- Этот мальчик был неблагополучным, жил вдвоем с бабушкой, мать родила его в свои неполные семнадцать лет, кто отец – неизвестно. Последние несколько лет она оставила сына на попечение своей престарелой матери и уехала с каким-то новоявленным кавалером куда-то на Север. С тех пор от нее ни ответа, ни привета. Бабушка Артема – женщина набожная, баптистка, регулярно брала внука с собой на богослужения. Все происходящее там он, по ее словам, воспринимал очень серьезно, часто спрашивал, не будет ли тот или иной его поступок грехом. И уж тем более ему было известно, что самый большой грех – самоубийство! Однако в ту роковую ночь он не стал ничего выяснять у нее, а покончил с собой, повесившись на электрическом шнуре-«переноске», прикрепленном к крючку для люстры. Когда утром бабушка вошла к нему в комнату, он был уже окоченевший.
- Какова версия?
- Возможно, он обнаружил какие-то глубокие противоречия между тем, чему его учила религия, и тем, что он наблюдал в действительности. Но все же надо будет обязательно узнать подробнее об этих богослужениях.
Я согласно кивнул на это и сделал пометку у себя в записной книжке.
- Может, они вообще сатанисты? – сделал я предположение.
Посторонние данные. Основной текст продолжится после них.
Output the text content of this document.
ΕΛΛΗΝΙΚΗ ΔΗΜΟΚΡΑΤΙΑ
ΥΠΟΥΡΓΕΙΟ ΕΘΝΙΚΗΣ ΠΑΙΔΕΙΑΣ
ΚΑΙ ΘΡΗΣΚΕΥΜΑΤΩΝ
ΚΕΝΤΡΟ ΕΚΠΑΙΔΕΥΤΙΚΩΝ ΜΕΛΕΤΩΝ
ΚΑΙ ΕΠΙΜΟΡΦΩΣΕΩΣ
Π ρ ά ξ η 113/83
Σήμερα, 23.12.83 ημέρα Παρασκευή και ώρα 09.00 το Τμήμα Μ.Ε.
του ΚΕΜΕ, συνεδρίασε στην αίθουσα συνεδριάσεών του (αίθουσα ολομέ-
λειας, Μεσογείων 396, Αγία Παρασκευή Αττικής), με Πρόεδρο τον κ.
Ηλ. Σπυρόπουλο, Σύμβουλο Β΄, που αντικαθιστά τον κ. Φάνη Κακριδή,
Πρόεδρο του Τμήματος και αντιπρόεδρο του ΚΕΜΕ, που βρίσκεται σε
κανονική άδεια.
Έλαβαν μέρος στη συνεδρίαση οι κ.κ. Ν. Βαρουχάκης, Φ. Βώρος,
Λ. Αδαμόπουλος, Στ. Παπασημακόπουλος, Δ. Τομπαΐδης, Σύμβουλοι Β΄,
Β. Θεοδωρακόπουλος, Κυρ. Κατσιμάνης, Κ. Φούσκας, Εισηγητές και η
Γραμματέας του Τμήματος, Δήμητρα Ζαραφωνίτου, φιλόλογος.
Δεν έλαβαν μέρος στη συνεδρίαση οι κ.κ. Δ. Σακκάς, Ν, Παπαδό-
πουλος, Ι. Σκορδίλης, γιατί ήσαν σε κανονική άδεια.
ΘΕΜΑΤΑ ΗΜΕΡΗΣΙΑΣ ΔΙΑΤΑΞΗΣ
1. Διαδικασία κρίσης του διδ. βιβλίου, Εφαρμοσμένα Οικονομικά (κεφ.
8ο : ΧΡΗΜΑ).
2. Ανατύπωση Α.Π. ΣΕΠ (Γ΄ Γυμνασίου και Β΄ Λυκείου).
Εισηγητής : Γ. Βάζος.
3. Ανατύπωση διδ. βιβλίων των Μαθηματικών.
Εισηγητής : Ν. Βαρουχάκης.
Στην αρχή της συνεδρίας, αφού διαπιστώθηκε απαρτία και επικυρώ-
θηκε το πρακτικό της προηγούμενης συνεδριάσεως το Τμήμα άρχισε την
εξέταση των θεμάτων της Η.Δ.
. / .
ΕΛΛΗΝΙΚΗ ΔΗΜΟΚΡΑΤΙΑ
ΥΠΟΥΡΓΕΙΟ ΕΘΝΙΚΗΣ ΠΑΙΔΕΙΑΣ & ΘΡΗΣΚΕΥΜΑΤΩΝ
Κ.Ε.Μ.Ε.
- Нет. Если ты возвращаешься к вопросу о сектах, то это совсем не то, что ты думаешь. Это скорее своеобразная община, ее многие в станице знают, ничего дурного о ней никто не говорит.
- Ну вот, а раньше ты говорила, что никто из детей не состоял в подобных организациях! – пожурил я.
- Я просто в тот момент подумала совсем о другом… ну, о чем-то страшном…
- Как Артем учился в школе?
- Весьма посредственно. Но это его не беспокоило. Вообще, он немного отставал в развитии, но шизофреником не был, это точно. Дальше… - она перелистнула страницу, - Стрига Руслан, мать – продавец в магазине, отец – электрик в колхозе, семья вполне благополучная. Увлекался географией, часто пропадал летом на речке, строил с товарищами деревянные плоты и пускался с ними в недалекие прибрежные плавания. Той злополучной осенью собрал рюкзак и отправился один в поход. Его обнаружили трактористы, вспахивающие поле; на кургане с растущим на его вершине одиноким деревом их внимание привлекло что-то мелькающее в ветвях. Это был Руслан, повесившийся на альпинистской веревке.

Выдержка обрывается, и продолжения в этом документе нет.